このパターンに当てはまる医師は、まずは医師スキルを活かして患者の利益を最大化することにより、雇用者や患者の評価を得る事にまず注力しましょう。

欠けている社会的スキルの部分については、周囲への気遣いや感謝を日々実践するだけでもその評価を大きく上げることができますので…実は非常に簡単だったりします。

人間性や基礎スキルが高い

これは後期研修医〜10年目くらいの医師に多いパターンですが、周囲からのサポートや評価を受け易い状況であり、すでにこの時点でフリーランス医として働きやすい環境を作ることには適した能力バランスを持っていると言えます。

患者が求めているのは医療の質や専門性ですし、雇用者が求めるのは収益性や汎用性となりますので、図において緑および青で示された要素のスキルアップに注力していけば理想的な能力バランスに近い形が実現できることでしょう。

ただ、理想の能力バランスというのは…自分が希望する勤務の形や、勤務施設やその医療環境により異なりますので、絶対的なものは存在しません。

最終的に目指す形

黄色の部分、いわゆる社会的スキルを充実させるだけでも非常勤医師として勤務を行うには十分ですし、それこそが医師として最も大切な部分ですが、職務としてはフリーター医師としての職務内容が中心になってしまいます。
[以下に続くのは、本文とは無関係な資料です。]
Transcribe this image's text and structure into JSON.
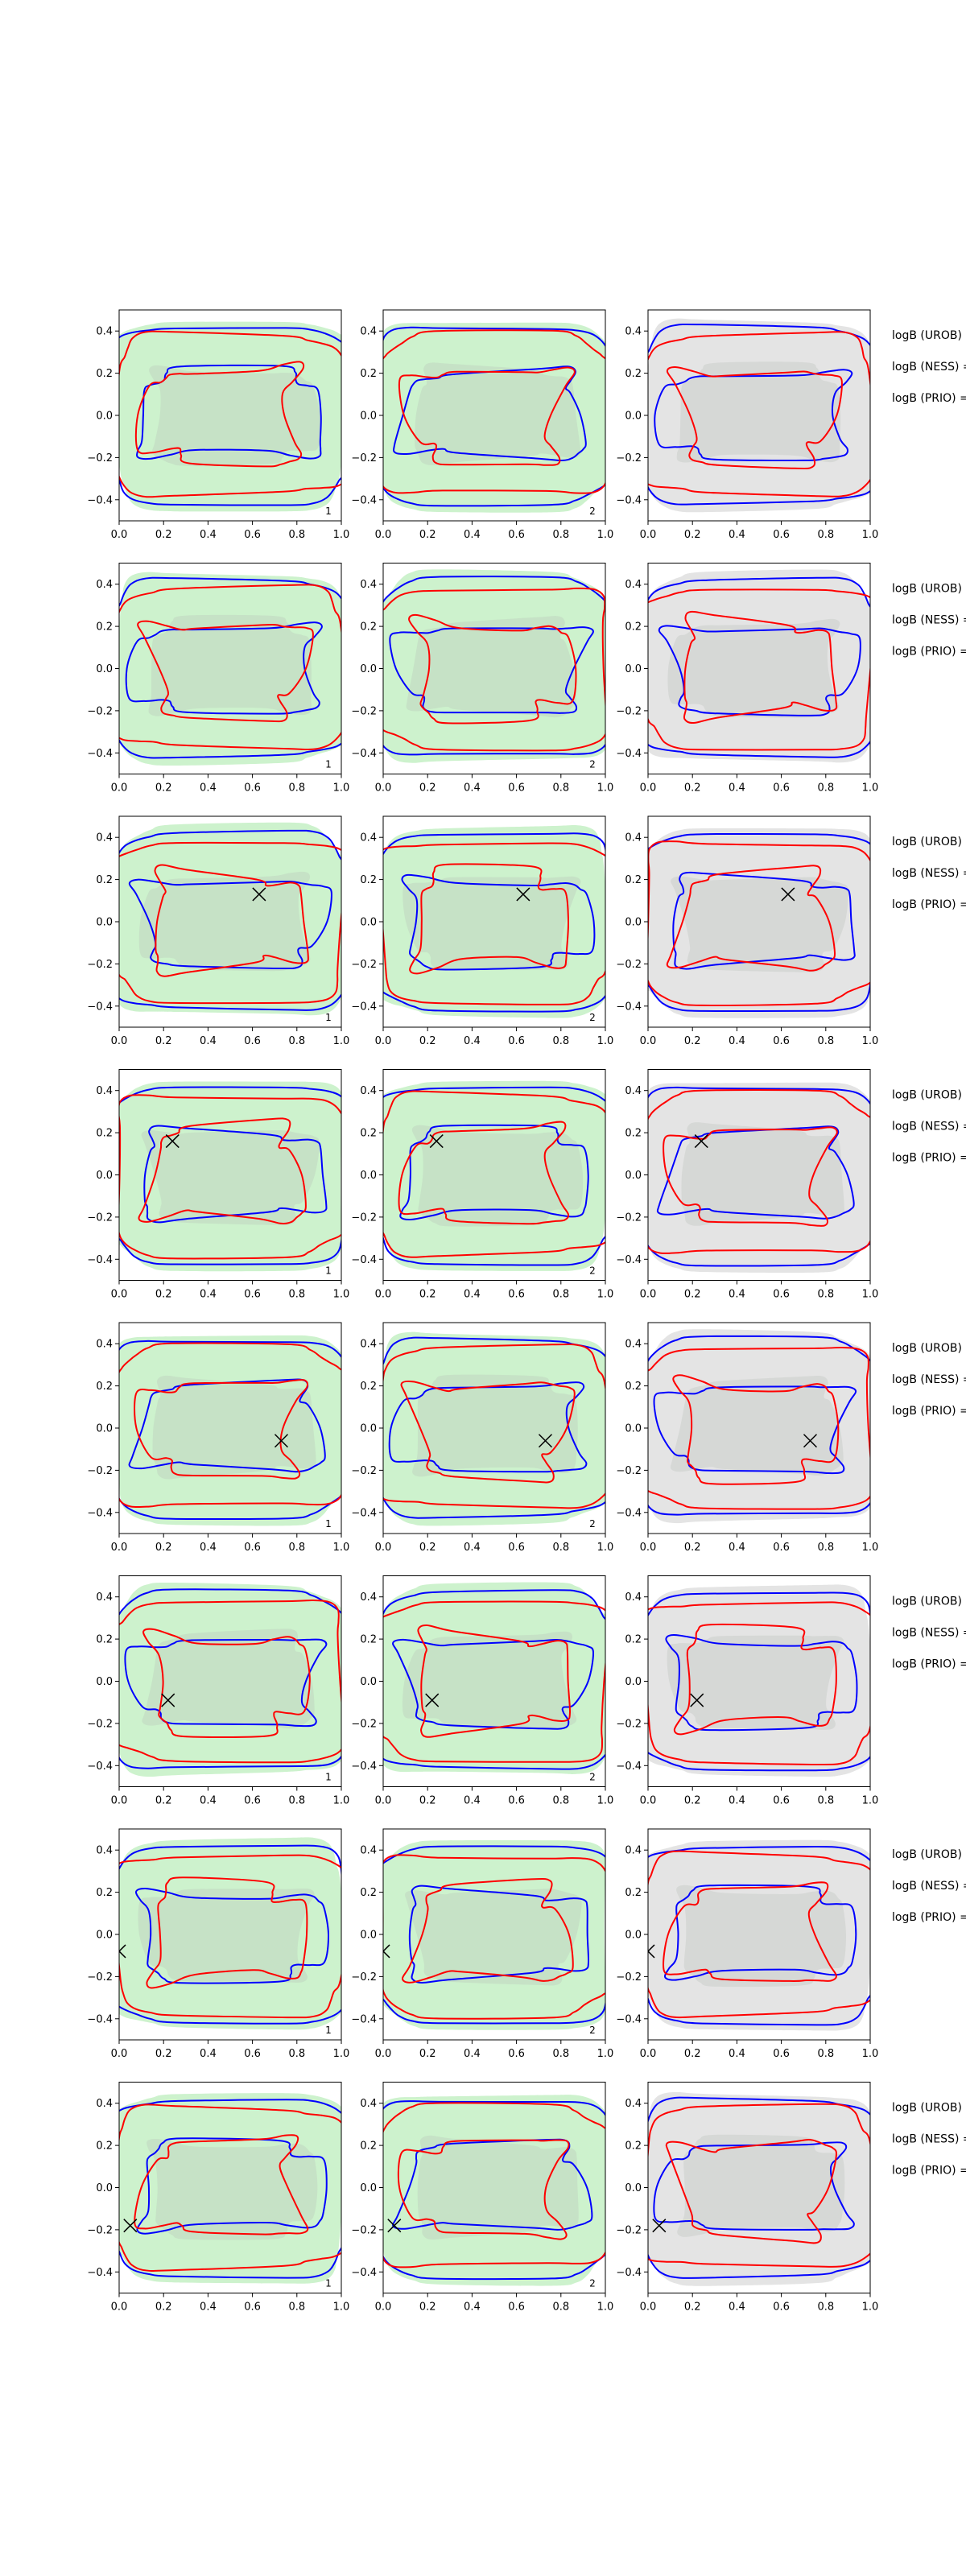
{
  "colors": {
    "green_fill": "#cdf2cd",
    "grey_fill": "#e4e4e4",
    "shade": "#b4bab4",
    "blue": "#0000ff",
    "red": "#ff0000",
    "marker": "#000000"
  },
  "logb_labels": [
    "logB (UROB) =",
    "logB (NESS) =",
    "logB (PRIO) ="
  ],
  "chart_data": {
    "type": "contour-grid",
    "rows": 8,
    "cols": 3,
    "xlim": [
      0,
      1
    ],
    "ylim": [
      -0.5,
      0.5
    ],
    "x_ticks": [
      "0.0",
      "0.2",
      "0.4",
      "0.6",
      "0.8",
      "1.0"
    ],
    "x_tick_values": [
      0,
      0.2,
      0.4,
      0.6,
      0.8,
      1.0
    ],
    "y_ticks": [
      "0.4",
      "0.2",
      "0.0",
      "−0.2",
      "−0.4"
    ],
    "y_tick_values": [
      0.4,
      0.2,
      0.0,
      -0.2,
      -0.4
    ],
    "panel_numbers": [
      "1",
      "2",
      ""
    ],
    "panel_backgrounds": [
      "green",
      "green",
      "grey"
    ],
    "markers": [
      null,
      null,
      {
        "x": 0.63,
        "y": 0.13
      },
      {
        "x": 0.24,
        "y": 0.16
      },
      {
        "x": 0.73,
        "y": -0.06
      },
      {
        "x": 0.22,
        "y": -0.09
      },
      {
        "x": 0.0,
        "y": -0.08
      },
      {
        "x": 0.05,
        "y": -0.18
      }
    ]
  }
}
将来的に非常勤勤務の枠が争われるような環境となった場合、一般の業種における人事採用と同じく、書類選考の時点で勤務の永続性や医師スキルによってスクリーニングがかけられるようになる可能性も考えられますので、まずは黄色と緑で示した部分を充実させることを心がけましょう。

今後、国民皆保険の問題や医師の労働環境の問題による様々な変化が起きることが予想されますので、そういった変化の際に働き方の選択肢を数多く持ち、柔軟な対応ができるようにするためにも医師スキルや専門性を高める必要性につき検討するべきです。
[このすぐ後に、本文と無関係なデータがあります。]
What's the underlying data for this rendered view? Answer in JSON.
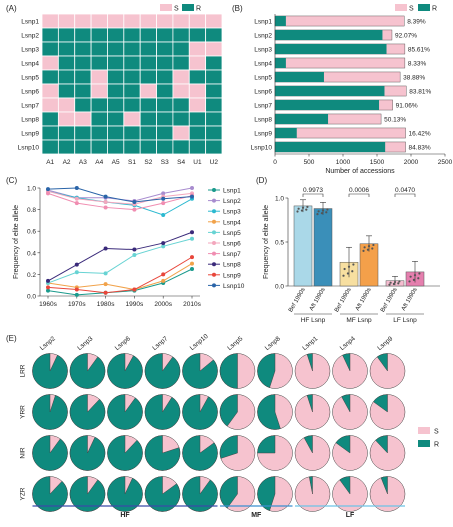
{
  "colors": {
    "S": "#f6c3cf",
    "R": "#0f8a7e",
    "grid_line": "#ffffff",
    "axis": "#333333",
    "line_colors": [
      "#1a9a8c",
      "#a88ccf",
      "#2cb9d0",
      "#f1a24a",
      "#67d3d3",
      "#f3a7bd",
      "#f08db1",
      "#3a2a7a",
      "#e8463a",
      "#2a64a8"
    ],
    "bar_d_fill": [
      "#aad8e8",
      "#3a8fb9",
      "#f7dfa0",
      "#f4a04a",
      "#f5bdd0",
      "#e57fae"
    ],
    "group_lines": {
      "HF": "#3a4aa8",
      "MF": "#3a8fd0",
      "LF": "#6cc3e6"
    }
  },
  "panel_a": {
    "label": "(A)",
    "legend": [
      "S",
      "R"
    ],
    "rows": [
      "Lsnp1",
      "Lsnp2",
      "Lsnp3",
      "Lsnp4",
      "Lsnp5",
      "Lsnp6",
      "Lsnp7",
      "Lsnp8",
      "Lsnp9",
      "Lsnp10"
    ],
    "cols": [
      "A1",
      "A2",
      "A3",
      "A4",
      "A5",
      "S1",
      "S2",
      "S3",
      "S4",
      "U1",
      "U2"
    ],
    "cells": [
      "SSSSSSSSSSS",
      "RRRRRRRRRRR",
      "RRRRRRRRRSS",
      "SRRRRRRRRSR",
      "RRRSRRRRSRR",
      "SRRSRRSRSSR",
      "SSRRRRRRRSR",
      "RSSRRSRRRRR",
      "RRRRRRRRSRR",
      "RRRRRRRRRRR"
    ]
  },
  "panel_b": {
    "label": "(B)",
    "legend": [
      "S",
      "R"
    ],
    "chart_data": {
      "type": "bar",
      "orientation": "horizontal-stacked",
      "categories": [
        "Lsnp1",
        "Lsnp2",
        "Lsnp3",
        "Lsnp4",
        "Lsnp5",
        "Lsnp6",
        "Lsnp7",
        "Lsnp8",
        "Lsnp9",
        "Lsnp10"
      ],
      "totals": [
        1900,
        1720,
        1910,
        1910,
        1840,
        1930,
        1730,
        1560,
        1920,
        1920
      ],
      "r_counts": [
        160,
        1580,
        1640,
        160,
        720,
        1610,
        1530,
        780,
        320,
        1620
      ],
      "pct_labels": [
        "8.39%",
        "92.07%",
        "85.61%",
        "8.33%",
        "38.88%",
        "83.81%",
        "91.06%",
        "50.13%",
        "16.42%",
        "84.83%"
      ],
      "xlim": [
        0,
        2500
      ],
      "xticks": [
        "0",
        "500",
        "1000",
        "1500",
        "2000",
        "2500"
      ],
      "xlabel": "Number of accessions"
    }
  },
  "panel_c": {
    "label": "(C)",
    "chart_data": {
      "type": "line",
      "x": [
        "1960s",
        "1970s",
        "1980s",
        "1990s",
        "2000s",
        "2010s"
      ],
      "ylim": [
        0,
        1.0
      ],
      "yticks": [
        "0.0",
        "0.2",
        "0.4",
        "0.6",
        "0.8",
        "1.0"
      ],
      "ylabel": "Frequency of elite allele",
      "series": [
        {
          "name": "Lsnp1",
          "values": [
            0.05,
            0.01,
            0.03,
            0.05,
            0.12,
            0.25
          ]
        },
        {
          "name": "Lsnp2",
          "values": [
            0.98,
            0.91,
            0.91,
            0.88,
            0.95,
            1.0
          ]
        },
        {
          "name": "Lsnp3",
          "values": [
            0.97,
            0.91,
            0.87,
            0.84,
            0.75,
            0.9
          ]
        },
        {
          "name": "Lsnp4",
          "values": [
            0.12,
            0.08,
            0.11,
            0.06,
            0.14,
            0.3
          ]
        },
        {
          "name": "Lsnp5",
          "values": [
            0.12,
            0.22,
            0.21,
            0.38,
            0.46,
            0.53
          ]
        },
        {
          "name": "Lsnp6",
          "values": [
            0.97,
            0.9,
            0.87,
            0.85,
            0.92,
            0.95
          ]
        },
        {
          "name": "Lsnp7",
          "values": [
            0.95,
            0.86,
            0.82,
            0.8,
            0.86,
            0.93
          ]
        },
        {
          "name": "Lsnp8",
          "values": [
            0.14,
            0.29,
            0.44,
            0.43,
            0.49,
            0.59
          ]
        },
        {
          "name": "Lsnp9",
          "values": [
            0.08,
            0.06,
            0.03,
            0.06,
            0.2,
            0.36
          ]
        },
        {
          "name": "Lsnp10",
          "values": [
            0.99,
            1.0,
            0.92,
            0.87,
            0.9,
            0.92
          ]
        }
      ]
    }
  },
  "panel_d": {
    "label": "(D)",
    "chart_data": {
      "type": "bar",
      "categories": [
        "Bef 1990s",
        "Aft 1990s",
        "Bef 1990s",
        "Aft 1990s",
        "Bef 1990s",
        "Aft 1990s"
      ],
      "values": [
        0.91,
        0.88,
        0.27,
        0.48,
        0.06,
        0.16
      ],
      "errors": [
        0.07,
        0.07,
        0.17,
        0.09,
        0.05,
        0.12
      ],
      "groups": [
        "HF Lsnp",
        "MF Lsnp",
        "LF Lsnp"
      ],
      "pvalues": [
        "0.9973",
        "0.0006",
        "0.0470"
      ],
      "ylim": [
        0,
        1.0
      ],
      "yticks": [
        "0.0",
        "0.5",
        "1.0"
      ],
      "ylabel": "Frequency of elite allele"
    }
  },
  "panel_e": {
    "label": "(E)",
    "columns": [
      "Lsnp2",
      "Lsnp3",
      "Lsnp6",
      "Lsnp7",
      "Lsnp10",
      "Lsnp5",
      "Lsnp8",
      "Lsnp1",
      "Lsnp4",
      "Lsnp9"
    ],
    "rows": [
      "LRR",
      "YRR",
      "NIR",
      "YZR"
    ],
    "legend": [
      "S",
      "R"
    ],
    "groups": [
      {
        "name": "HF",
        "span": [
          0,
          4
        ]
      },
      {
        "name": "MF",
        "span": [
          5,
          6
        ]
      },
      {
        "name": "LF",
        "span": [
          7,
          9
        ]
      }
    ],
    "chart_data": {
      "type": "pie",
      "r_fraction": [
        [
          0.93,
          0.9,
          0.92,
          0.9,
          0.86,
          0.5,
          0.45,
          0.05,
          0.07,
          0.1
        ],
        [
          0.95,
          0.88,
          0.9,
          0.91,
          0.92,
          0.4,
          0.55,
          0.05,
          0.08,
          0.15
        ],
        [
          0.9,
          0.93,
          0.88,
          0.8,
          0.85,
          0.3,
          0.25,
          0.08,
          0.15,
          0.12
        ],
        [
          0.88,
          0.9,
          0.93,
          0.85,
          0.9,
          0.4,
          0.45,
          0.03,
          0.1,
          0.06
        ]
      ]
    }
  }
}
また、検討の際には自分の現状(年齢やスキル、資産背景、家族構成)やパラレルキャリアの状況、スキル取得に要する費用対効果、科目や専門における将来性の予測、医師のアルバイト市況といった様々な要素を勘案する必要があります。

まとめ

フリーランス医師が求められる能力を、周囲の医師やスタッフ、雇用者、患者といった立場の異なる人達に対するニーズとして整理しつつ紹介してみました。

フリーランス医として勤務する際に最も必要とされる能力は社会的スキルですが、今後起こりうる様々な変化に対応するための能力を高めるには、医師スキルや専門性にも注目する必要があります。